The place was also host to a vast collection of “witchy” artifacts. Dried herbs, unidentifiable specimens in jars, queer books, weird sacrificial knives, candles everywhere, a cauldron, and any number of other oddities. In the fireplace were the bones of human children. I would estimate four in total. So clearly the residents were of fine character.
We found the corpses of the women depicted in the drawings in the basement, arranged to form a sort of odd nest with their bodies, two of which had their eyes removed. The whole area positively reeked of wet fur and some fouler chemical stench. They were flecked with tar and a gaping tunnel had been freshly dug through the frozen, beshitted Kansas soil. In life, they were:
So again, we’re presented with a situation where violence of an explainable, if abominable sort was done, preceding the arrival of some tar exuding beast that perhaps drug the bodies into the basement to use as a nest? I hope that I am wrong in my assessment, but I cannot imagine what else would explain all that we found. Not that this passes for any sort of sound explanation. The dead man, JAL, must belong to some secret society that perhaps hunts witches? He seems to have come here in search of them and dispatched them at length. But what was his connection to the Otter beast? Perhaps the beast was allied with the witches, and it arranged their bodies thus as a comfort to itself at the loss of its benefactors?

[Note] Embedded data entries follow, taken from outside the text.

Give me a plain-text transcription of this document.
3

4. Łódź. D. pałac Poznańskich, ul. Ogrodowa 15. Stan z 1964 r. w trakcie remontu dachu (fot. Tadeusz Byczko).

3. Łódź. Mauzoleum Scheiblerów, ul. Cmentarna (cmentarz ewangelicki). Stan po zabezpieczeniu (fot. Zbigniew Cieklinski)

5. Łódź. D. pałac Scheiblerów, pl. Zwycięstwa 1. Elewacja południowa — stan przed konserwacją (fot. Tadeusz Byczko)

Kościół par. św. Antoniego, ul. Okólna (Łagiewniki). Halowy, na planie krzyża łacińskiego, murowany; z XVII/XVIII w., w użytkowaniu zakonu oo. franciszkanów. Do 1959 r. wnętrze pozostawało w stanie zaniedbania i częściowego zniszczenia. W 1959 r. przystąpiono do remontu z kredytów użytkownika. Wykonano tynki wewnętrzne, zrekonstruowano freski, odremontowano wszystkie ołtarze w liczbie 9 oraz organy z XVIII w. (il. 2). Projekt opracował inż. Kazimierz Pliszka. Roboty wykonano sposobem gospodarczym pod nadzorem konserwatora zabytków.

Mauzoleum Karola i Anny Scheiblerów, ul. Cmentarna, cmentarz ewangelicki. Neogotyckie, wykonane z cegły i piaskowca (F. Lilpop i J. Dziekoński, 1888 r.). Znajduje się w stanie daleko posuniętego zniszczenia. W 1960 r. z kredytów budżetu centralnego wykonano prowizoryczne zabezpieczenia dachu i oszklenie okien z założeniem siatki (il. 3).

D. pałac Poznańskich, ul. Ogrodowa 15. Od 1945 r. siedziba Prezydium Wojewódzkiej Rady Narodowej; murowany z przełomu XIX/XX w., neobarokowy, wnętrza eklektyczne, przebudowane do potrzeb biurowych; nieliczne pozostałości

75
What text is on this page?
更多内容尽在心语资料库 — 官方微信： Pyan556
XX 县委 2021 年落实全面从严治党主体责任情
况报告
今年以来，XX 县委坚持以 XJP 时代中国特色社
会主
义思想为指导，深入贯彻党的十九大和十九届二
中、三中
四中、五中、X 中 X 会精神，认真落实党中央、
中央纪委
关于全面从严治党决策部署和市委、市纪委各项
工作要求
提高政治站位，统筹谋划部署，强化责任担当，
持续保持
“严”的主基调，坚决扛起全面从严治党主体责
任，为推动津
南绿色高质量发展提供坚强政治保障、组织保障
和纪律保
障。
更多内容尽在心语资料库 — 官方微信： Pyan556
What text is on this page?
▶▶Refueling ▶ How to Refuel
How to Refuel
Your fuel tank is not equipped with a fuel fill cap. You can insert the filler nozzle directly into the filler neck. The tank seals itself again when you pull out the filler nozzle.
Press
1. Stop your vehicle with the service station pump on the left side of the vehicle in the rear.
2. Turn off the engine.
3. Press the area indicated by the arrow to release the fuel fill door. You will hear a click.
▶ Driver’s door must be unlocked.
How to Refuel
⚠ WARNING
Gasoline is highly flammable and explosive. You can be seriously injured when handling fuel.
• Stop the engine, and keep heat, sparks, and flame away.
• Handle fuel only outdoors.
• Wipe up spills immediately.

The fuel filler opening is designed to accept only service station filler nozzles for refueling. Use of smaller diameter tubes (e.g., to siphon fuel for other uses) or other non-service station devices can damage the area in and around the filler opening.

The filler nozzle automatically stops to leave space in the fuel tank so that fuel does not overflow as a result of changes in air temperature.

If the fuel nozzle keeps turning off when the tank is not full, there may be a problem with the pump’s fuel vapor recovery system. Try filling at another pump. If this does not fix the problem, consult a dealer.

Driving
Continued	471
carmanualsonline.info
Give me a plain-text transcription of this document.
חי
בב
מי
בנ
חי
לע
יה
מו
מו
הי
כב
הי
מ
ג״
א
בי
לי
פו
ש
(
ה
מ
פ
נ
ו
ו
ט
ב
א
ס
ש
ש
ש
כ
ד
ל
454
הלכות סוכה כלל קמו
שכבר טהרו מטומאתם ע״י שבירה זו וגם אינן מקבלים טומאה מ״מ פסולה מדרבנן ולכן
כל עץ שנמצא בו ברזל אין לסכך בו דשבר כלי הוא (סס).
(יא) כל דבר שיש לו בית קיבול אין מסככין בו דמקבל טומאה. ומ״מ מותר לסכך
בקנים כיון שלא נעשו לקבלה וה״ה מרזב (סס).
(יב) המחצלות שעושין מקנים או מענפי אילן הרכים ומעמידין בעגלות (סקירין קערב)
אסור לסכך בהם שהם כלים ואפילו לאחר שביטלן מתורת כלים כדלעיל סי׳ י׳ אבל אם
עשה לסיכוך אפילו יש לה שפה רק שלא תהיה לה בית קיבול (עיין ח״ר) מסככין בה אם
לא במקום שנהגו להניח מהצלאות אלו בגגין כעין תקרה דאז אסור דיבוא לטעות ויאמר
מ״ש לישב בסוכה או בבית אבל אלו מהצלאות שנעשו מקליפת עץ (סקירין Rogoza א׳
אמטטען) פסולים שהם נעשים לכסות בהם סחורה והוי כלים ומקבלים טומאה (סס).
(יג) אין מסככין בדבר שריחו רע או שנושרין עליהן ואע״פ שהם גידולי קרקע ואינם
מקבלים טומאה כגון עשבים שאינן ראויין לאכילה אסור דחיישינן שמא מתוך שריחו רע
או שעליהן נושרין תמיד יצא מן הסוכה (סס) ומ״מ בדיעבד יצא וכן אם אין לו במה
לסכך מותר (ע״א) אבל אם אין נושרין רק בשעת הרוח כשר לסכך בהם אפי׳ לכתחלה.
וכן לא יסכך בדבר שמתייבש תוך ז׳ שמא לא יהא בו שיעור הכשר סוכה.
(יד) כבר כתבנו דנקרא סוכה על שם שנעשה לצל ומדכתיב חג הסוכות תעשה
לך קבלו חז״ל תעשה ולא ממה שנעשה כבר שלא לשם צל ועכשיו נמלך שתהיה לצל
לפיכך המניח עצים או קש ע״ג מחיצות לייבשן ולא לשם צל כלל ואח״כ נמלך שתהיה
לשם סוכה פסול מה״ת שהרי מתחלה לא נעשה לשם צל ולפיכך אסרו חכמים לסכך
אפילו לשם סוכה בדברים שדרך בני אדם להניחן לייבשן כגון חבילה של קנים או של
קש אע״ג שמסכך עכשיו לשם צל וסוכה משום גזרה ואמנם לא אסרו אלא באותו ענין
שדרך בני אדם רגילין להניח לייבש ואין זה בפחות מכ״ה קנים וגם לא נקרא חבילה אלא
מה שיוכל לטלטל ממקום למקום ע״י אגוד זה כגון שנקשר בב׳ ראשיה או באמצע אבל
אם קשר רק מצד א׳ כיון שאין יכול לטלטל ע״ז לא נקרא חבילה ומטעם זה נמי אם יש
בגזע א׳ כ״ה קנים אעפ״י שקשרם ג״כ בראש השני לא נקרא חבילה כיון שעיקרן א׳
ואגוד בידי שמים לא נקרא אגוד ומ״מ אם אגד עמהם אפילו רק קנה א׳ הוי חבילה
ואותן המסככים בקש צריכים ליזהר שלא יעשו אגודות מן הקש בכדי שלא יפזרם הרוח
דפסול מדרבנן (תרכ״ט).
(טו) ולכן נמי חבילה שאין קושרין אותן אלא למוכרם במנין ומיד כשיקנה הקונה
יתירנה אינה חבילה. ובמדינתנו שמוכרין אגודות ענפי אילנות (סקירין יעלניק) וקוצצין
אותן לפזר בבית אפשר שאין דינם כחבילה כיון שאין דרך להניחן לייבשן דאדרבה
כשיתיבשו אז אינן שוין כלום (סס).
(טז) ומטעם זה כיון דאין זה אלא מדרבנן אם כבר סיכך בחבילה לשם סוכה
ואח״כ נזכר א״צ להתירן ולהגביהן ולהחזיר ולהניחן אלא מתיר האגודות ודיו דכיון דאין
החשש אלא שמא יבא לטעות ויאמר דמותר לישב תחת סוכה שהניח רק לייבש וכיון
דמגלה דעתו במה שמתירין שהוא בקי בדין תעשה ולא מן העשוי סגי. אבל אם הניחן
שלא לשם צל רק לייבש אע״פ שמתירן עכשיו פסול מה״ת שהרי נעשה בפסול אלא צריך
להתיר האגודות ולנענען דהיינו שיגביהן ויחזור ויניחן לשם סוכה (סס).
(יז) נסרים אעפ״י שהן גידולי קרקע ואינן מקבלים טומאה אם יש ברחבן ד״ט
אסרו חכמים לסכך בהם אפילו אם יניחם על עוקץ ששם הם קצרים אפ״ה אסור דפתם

In addition to all this, we found two odd books in foreign languages that appear to have belonged to the witches. Die Fibel ver Loren(the book of the black corpse) and a book in Gaelic.
Having found no trail to follow, and finding no demon otter by the river nearby, we left all of this madness behind. I am possessed of few definitive opinions about all that we have found, but of one thing I am certain. Kansas is a wretched place, and never more so than in the spring. I would pay quite dearly to be back in Chicago, or really any other place than this.